Pour ce faire, Campan et Jollien plongent les deux héros dans des situations quelconques de la vie quotidienne pour en tirer le meilleur des discours. Et cela fonctionne du tonnerre. Nous sommes embarqués dans un road trip décapant qui va aborder le plus simplement du monde toutes les thématiques qui rendent les liens sociaux entre individus aussi riche et précieux. De l’attirance physique à l’amour en passant par le sexe, la liberté, le pardon et l’amitié, Presque brasse un éventail de sujets aussi large que passionnant. Bernard Campan n’a plus à prouver qu’il est à l’aise avec ce genre d’exercice (Se Souvenir Des Belles Choses, Le Cœur des Hommes, Combien Tu M’aimes ?). S’il étonne par une aisance incroyable, c’est avant tout son humilité qui transparaît au long du film. Il se sert de son expérience pour élever son partenaire de jeu. Il lui offre les meilleures scènes, les meilleures répliques, les meilleurs cadrages. On le sent indéniablement sensibilisé à la cause de son comparse. Quand bien même le pathos n’est jamais au cœur de la note d’intention du film, il y a des parenthèses où le tragique prend le pas sur la bonne humeur du métrage. Seulement, Presque parvient à toucher la corde sensible sans jamais en faire des tonnes, preuve d’une humilité certaine et d’un recul énorme dont fait preuve Alexandre Jollien sur son parcours de vie. L’épilogue du film laissera nos deux héros dans une imagerie pure où les corps sont mis à nu sans distinction de classe sociale ou de handicap. Presque brise toutes les barrières pour nous ramener à notre simple condition humaine. De la différence entre deux individus est née une connexion noble et sans artifice. Presque nous amène à revoir notre comportement en société, à ne pas hésiter à tendre la main à son prochain et à se laisser porter par le vécu de chacun. Le film de Campan et de Jollien est rempli de bienveillance, c’est une sacré bulle d’air qui fait sacrément du bien par où elle passe.

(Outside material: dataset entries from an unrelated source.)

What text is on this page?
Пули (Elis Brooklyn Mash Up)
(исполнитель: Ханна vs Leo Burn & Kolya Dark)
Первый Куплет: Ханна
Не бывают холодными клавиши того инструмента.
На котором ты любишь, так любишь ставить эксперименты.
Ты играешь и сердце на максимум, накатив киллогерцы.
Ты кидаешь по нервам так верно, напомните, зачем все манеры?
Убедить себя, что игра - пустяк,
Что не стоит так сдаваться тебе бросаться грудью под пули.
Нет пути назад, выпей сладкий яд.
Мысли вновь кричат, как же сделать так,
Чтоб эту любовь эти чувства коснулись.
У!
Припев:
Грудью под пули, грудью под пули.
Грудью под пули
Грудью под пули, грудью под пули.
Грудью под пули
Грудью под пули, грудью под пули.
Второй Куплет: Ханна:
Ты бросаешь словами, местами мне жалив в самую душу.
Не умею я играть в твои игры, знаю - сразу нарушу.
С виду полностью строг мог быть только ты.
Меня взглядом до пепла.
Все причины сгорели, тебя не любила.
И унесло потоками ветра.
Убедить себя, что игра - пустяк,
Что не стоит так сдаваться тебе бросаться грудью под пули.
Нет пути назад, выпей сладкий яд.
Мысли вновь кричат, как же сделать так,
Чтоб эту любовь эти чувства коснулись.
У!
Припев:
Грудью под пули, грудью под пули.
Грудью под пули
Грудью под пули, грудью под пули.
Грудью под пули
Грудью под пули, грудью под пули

Presque est un coup de cœur massif, il ne saurait en être autrement. Le film transpire de générosité au travers toutes les thématiques qu’il aborde. S’il n’avait pas besoin de ce film pour crier sa vérité et sa rage de vivre, force est de constater qu’Alexandre Jollien s’est offert la plus belle des thérapies avec son film : celle d’affirmer son droit de jouir de tous les plaisirs simple de la vie avec bonhomie, humilité et un partage incommensurable. Presque est un bonbon délicieux, à la fois gourmand et délicat, un bonheur aussi simple que pur.